Die Gegenwart der Vergangenheit

Man gebe nur einmal „Retro-Radio“ in der Google-Bildersuche ein – was sich hier zeigt, ist vielfach Augenwischerei: brandneue Radios in alter Wuchtigkeit, die mit dunklem Furnier und golden glänzenden Zierleisten aus Messing oder lackiertem Kunststoff glauben machen, es habe die ästhetischen Errungenschaften letzten 70 Jahre nicht gegeben. Formal zitieren indes kann man auf kitschige, wie auch auf kluge Weise. Selbst der bislang letzte Radio-Renner, der sich aufgrund seines starken UKW-Empfangs lange großer Beliebtheit erfreute und von vielen heute noch geschätzt wird, greift die sechziger Jahre ästhetisch auf: Das „Tivoli Audio Model One“, war vor gut 20 Jahren ein Must-have. Es basiert auf einem Entwurf des amerikanischen Ingenieurs und Tüftlers Henry Kloss (1929-2002) und sein Basis-Modell will bis heute nicht mehr sein, als ein simples Radio mit ausgezeichnetem Mono-Klang und einem markant großen Knopf zur Sendersuche. Niemand vermisst hier so etwas wie „automatischen Sendersuchlauf“ oder eine Digitalanzeige, die eingespeicherte Sender listet. Schließlich hat man ja ohnehin meist nur einen oder zwei Lieblingssender – und wenn man sich auf den Weg macht vom einen zum anderen, hört man bruchstückhaft für Sekunden die schrecklichsten Radio-Spots lokaler Möbelhäuser oder Musik, von der man gar nicht wusste, wie sehr man sie verabscheut! Ja, das Radio ist mitnichten ein Medium, das durchgängig Wohlgefallen auslöst. Manchmal muss man ihm auch einfach den Strom abdrehen.
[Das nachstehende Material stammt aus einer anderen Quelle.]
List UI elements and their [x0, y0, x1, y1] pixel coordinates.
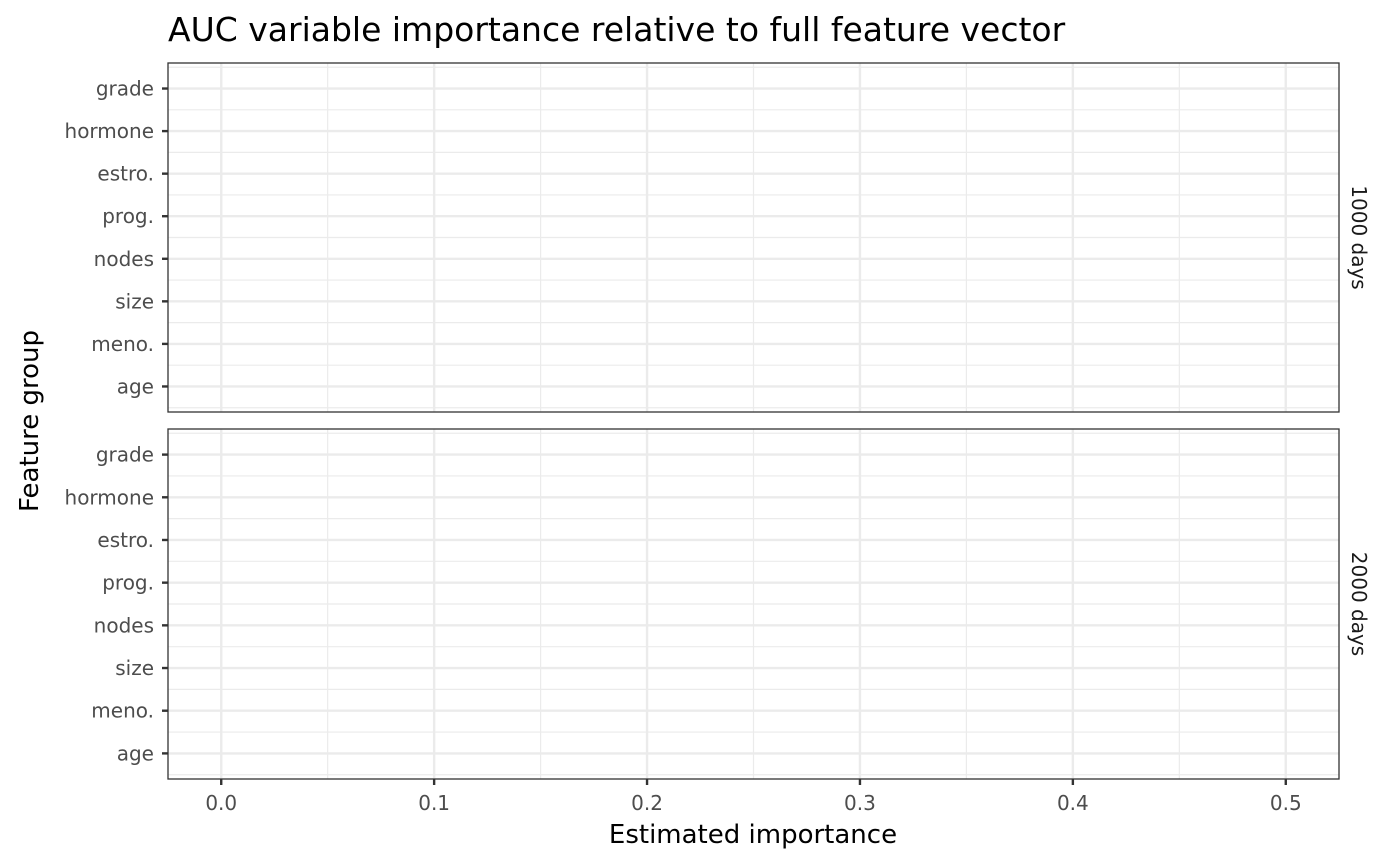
y-tick-label: size	[115, 656, 154, 680]
y-tick-label: nodes	[94, 613, 154, 637]
y-tick-label: estro.	[97, 528, 154, 552]
facet-strip-label: 2000 days	[1347, 552, 1371, 656]
y-tick-label: hormone	[65, 485, 154, 509]
facet-strip-label: 1000 days	[1347, 185, 1371, 289]
facet-panels: age meno. size nodes prog. estro. hormone grade…	[65, 62, 1371, 780]
x-tick-label: 0.5	[1270, 791, 1302, 815]
facet-panel: age meno. size nodes prog. estro. hormone grade…	[65, 62, 1371, 413]
x-tick-label: 0.4	[1057, 791, 1089, 815]
y-tick-label: age	[117, 374, 154, 398]
y-tick-label: hormone	[65, 119, 154, 143]
x-tick-label: 0.0	[205, 791, 237, 815]
facet-panel: age meno. size nodes prog. estro. hormone grade…	[65, 428, 1371, 780]
y-tick-label: age	[117, 741, 154, 765]
x-tick-label: 0.2	[631, 791, 663, 815]
chart-title: AUC variable importance relative to full…	[168, 10, 1066, 49]
y-tick-label: grade	[96, 443, 154, 467]
y-tick-label: estro.	[97, 162, 154, 186]
y-tick-label: meno.	[91, 332, 154, 356]
y-tick-label: nodes	[94, 247, 154, 271]
y-tick-label: meno.	[91, 699, 154, 723]
x-tick-label: 0.1	[418, 791, 450, 815]
y-tick-label: grade	[96, 77, 154, 101]
x-axis: 0.0 0.1 0.2 0.3 0.4 0.5	[205, 779, 1302, 815]
panel-border	[167, 428, 1340, 780]
x-tick-label: 0.3	[844, 791, 876, 815]
panel-border	[167, 62, 1340, 413]
y-axis-title: Feature group	[15, 330, 45, 512]
x-axis-title: Estimated importance	[609, 820, 897, 850]
y-tick-label: size	[115, 289, 154, 313]
y-tick-label: prog.	[102, 204, 154, 228]
y-tick-label: prog.	[102, 571, 154, 595]
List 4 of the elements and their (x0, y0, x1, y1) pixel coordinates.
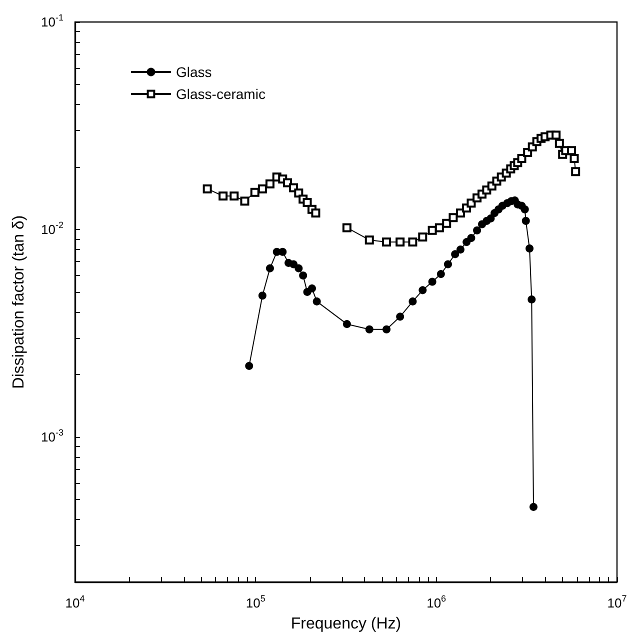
legend-label: Glass (176, 64, 212, 80)
y-axis-title: Dissipation factor (tan δ) (10, 215, 28, 389)
legend-label: Glass-ceramic (176, 86, 266, 102)
x-axis-title: Frequency (Hz) (290, 616, 402, 632)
Das „Tivoli Audio Model One“ will bis heute nicht mehr sein, als ein simples Radio mit ausgezeichnetem Mono-Klang und einem markant großen Knopf zur Sendersuche, © Tivoli

Daher wurde verstärkt ab den 1990er Jahren das Branding bei Sendeanstalten so wichtig: Die trennscharfe akustische Fokussierung auf Zielgruppen stellt nun sicher, dass die Programme und Musikrichtungen in den jeweiligen Segmenten breiten Anklang finden. Der Preis für so viel Deckungsgleichheit mit den diversen Geschmäckern ist wohl, dass Überraschungen und musikalische Entdeckungen seltener werden. Zumindest beim Hören des Lieblingssenders. Aber wer verschreibt sich heute noch allein einem Sender? Beim Kochen daheim oder auf langen Autofahrten locken Podcasts (auch mittlerweile 30 ndion-Folgen), kuratierte Playlists, tausende Hörbücher und Sender aus aller Welt: vom obskuren studentischen Piratensender bis zu den 101 Folgen der „Theme Time Radio Hour“ des Literatur-Nobelpreisträgers Bob Dylan.
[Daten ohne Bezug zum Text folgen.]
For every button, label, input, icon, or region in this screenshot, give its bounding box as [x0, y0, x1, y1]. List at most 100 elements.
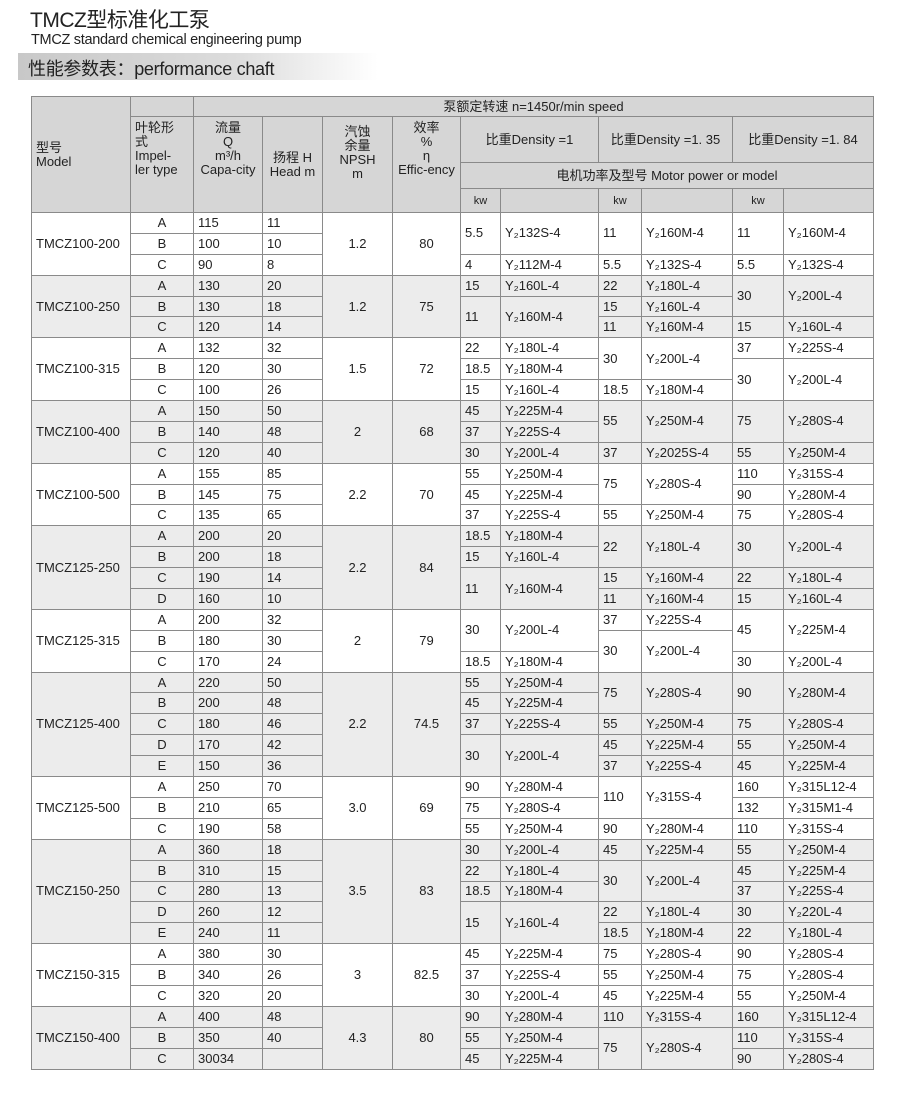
motor-d3: Y₂250M-4 — [782, 984, 875, 1007]
kw-d2: 45 — [598, 838, 642, 861]
header-density-3: 比重Density =1. 84 — [731, 116, 875, 163]
motor-d1: Y₂225M-4 — [500, 400, 599, 422]
npsh-cell: 4.3 — [322, 1005, 393, 1070]
motor-d2: Y₂250M-4 — [641, 964, 733, 986]
table-row: TMCZ100-500 A 155 85 2.2 70 55 Y₂250M-4 75 Y₂280S… — [31, 462, 875, 527]
flow-cell: 170 — [193, 650, 263, 673]
impeller-cell: A — [130, 776, 194, 798]
flow-cell: 200 — [193, 692, 263, 715]
motor-d3: Y₂160M-4 — [782, 212, 875, 255]
efficiency-cell: 80 — [392, 1005, 461, 1070]
motor-d3: Y₂225M-4 — [782, 608, 875, 652]
header-head: 扬程 H Head m — [262, 116, 323, 213]
motor-d1: Y₂280S-4 — [500, 796, 599, 819]
flow-cell: 360 — [193, 838, 263, 861]
kw-d3: 45 — [732, 755, 784, 778]
efficiency-cell: 69 — [392, 776, 461, 840]
efficiency-cell: 82.5 — [392, 943, 461, 1007]
kw-d2: 37 — [598, 608, 642, 631]
motor-d3: Y₂180L-4 — [782, 567, 875, 590]
kw-d1: 37 — [460, 504, 501, 527]
motor-d2: Y₂250M-4 — [641, 713, 733, 736]
head-cell: 70 — [262, 776, 323, 798]
impeller-cell: B — [130, 295, 194, 318]
kw-d2: 22 — [598, 525, 642, 569]
table-row: TMCZ125-315 A 200 32 2 79 30 Y₂200L-4 37 Y₂225S-4… — [31, 608, 875, 673]
head-cell: 24 — [262, 650, 323, 673]
efficiency-cell: 70 — [392, 462, 461, 527]
head-cell: 11 — [262, 212, 323, 234]
table-row: B 180 30 30 Y₂200L-4 — [32, 629, 874, 673]
table-row: C 135 65 37 Y₂225S-4 55 Y₂250M-4 75 Y₂280S-4 — [32, 504, 875, 527]
kw-d3: 75 — [732, 504, 784, 527]
motor-d1: Y₂225S-4 — [500, 713, 599, 736]
kw-d3: 30 — [732, 901, 784, 924]
motor-d3: Y₂315S-4 — [782, 462, 875, 485]
motor-d3: Y₂160L-4 — [782, 316, 875, 339]
flow-cell: 140 — [193, 420, 263, 443]
npsh-cell: 3.5 — [322, 838, 393, 945]
impeller-cell: C — [130, 316, 194, 339]
kw-d3: 15 — [732, 316, 784, 339]
impeller-cell: E — [130, 922, 194, 945]
head-cell: 15 — [262, 859, 323, 882]
kw-d1: 55 — [460, 462, 501, 485]
kw-d3: 45 — [732, 859, 784, 882]
impeller-cell: B — [130, 629, 194, 652]
impeller-cell: C — [130, 817, 194, 840]
kw-d1: 22 — [460, 337, 501, 360]
impeller-cell: B — [130, 420, 194, 443]
flow-cell: 320 — [193, 984, 263, 1007]
kw-d2: 15 — [598, 567, 642, 590]
table-row: TMCZ100-250 A 130 20 1.2 75 15 Y₂160L-4 22 Y₂180L… — [31, 274, 875, 339]
impeller-cell: D — [130, 588, 194, 610]
flow-cell: 135 — [193, 504, 263, 527]
motor-d1: Y₂200L-4 — [500, 984, 599, 1007]
motor-d3: Y₂280S-4 — [782, 964, 875, 986]
section-banner: 性能参数表：performance chaft — [18, 53, 378, 80]
impeller-cell: A — [130, 525, 194, 548]
kw-d1: 15 — [460, 379, 501, 402]
head-cell: 13 — [262, 880, 323, 903]
kw-d1: 22 — [460, 859, 501, 882]
flow-cell: 130 — [193, 295, 263, 318]
head-cell: 32 — [262, 608, 323, 631]
model-cell: TMCZ150-400 — [31, 1005, 131, 1070]
impeller-cell: C — [130, 567, 194, 590]
motor-d3: Y₂180L-4 — [782, 922, 875, 945]
flow-cell: 200 — [193, 546, 263, 569]
kw-d1: 18.5 — [460, 880, 501, 903]
motor-d1: Y₂250M-4 — [500, 1026, 599, 1049]
table-row: TMCZ125-400 A 220 50 2.2 74.5 55 Y₂250M-4 75 Y₂28… — [31, 671, 875, 778]
flow-cell: 120 — [193, 358, 263, 381]
impeller-cell: B — [130, 859, 194, 882]
kw-d3: 55 — [732, 734, 784, 757]
motor-d2: Y₂180L-4 — [641, 525, 733, 569]
kw-d3: 55 — [732, 984, 784, 1007]
head-cell: 18 — [262, 546, 323, 569]
kw-d3: 75 — [732, 964, 784, 986]
kw-d1: 15 — [460, 901, 501, 945]
impeller-cell: A — [130, 337, 194, 360]
head-cell: 8 — [262, 253, 323, 276]
impeller-cell: C — [130, 379, 194, 402]
motor-d3: Y₂220L-4 — [782, 901, 875, 924]
motor-d2: Y₂160M-4 — [641, 567, 733, 590]
table-row: C 90 8 4 Y₂112M-4 5.5 Y₂132S-4 5.5 Y₂132S-4 — [32, 253, 875, 276]
kw-d1: 18.5 — [460, 650, 501, 673]
head-cell: 48 — [262, 692, 323, 715]
head-cell: 50 — [262, 400, 323, 422]
head-cell: 14 — [262, 316, 323, 339]
motor-d3: Y₂315M1-4 — [782, 796, 875, 819]
header-flow: 流量 Q m³/h Capa-city — [193, 116, 263, 213]
motor-d1: Y₂200L-4 — [500, 734, 599, 778]
table-row: E 150 36 37 Y₂225S-4 45 Y₂225M-4 — [32, 755, 875, 778]
page-subtitle: TMCZ standard chemical engineering pump — [31, 32, 302, 48]
flow-cell: 200 — [193, 608, 263, 631]
table-row: C 280 13 18.5 Y₂180M-4 37 Y₂225S-4 — [32, 880, 875, 903]
kw-d2: 75 — [598, 1026, 642, 1070]
header-speed: 泵额定转速 n=1450r/min speed — [192, 96, 875, 117]
flow-cell: 100 — [193, 379, 263, 402]
kw-d2: 75 — [598, 671, 642, 715]
kw-d2: 18.5 — [598, 922, 642, 945]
100 Jahre Rundfunk Technoseum

Am 2. und 3. Juni findet die Jahrestagung der Gesellschaft für Designgeschichte mit dem Titel „100 Jahre Rundfunk“ im Mannheimer Technoseum, dem Landesmuseum für Technik und Arbeit, statt. Das Haus ist Kooperationspartner der Tagung und vereint die Sammlungen des Rundfunkmuseums Berlin, des Südwestfunks sowie der WEGA-Werksammlung.
Noch bis zum 12. November 2023 ist im Technoseum die Ausstellung „Auf Empfang! Die Geschichte von Radio und Fernsehen” zu sehen, die von einem lesenswerten Katalog ergänzt wird.


1 Bertolt Brecht: Der Rundfunk als Kommunikationsapparat. Rede über die Funktion des Rundfunks; Vorschläge für den Intendanten des Rundfunks; Radio – eine vorsintflutliche Erfindung? Alle in: Werke, Bd. 21, Schriften I, Berlin u.a. 1989.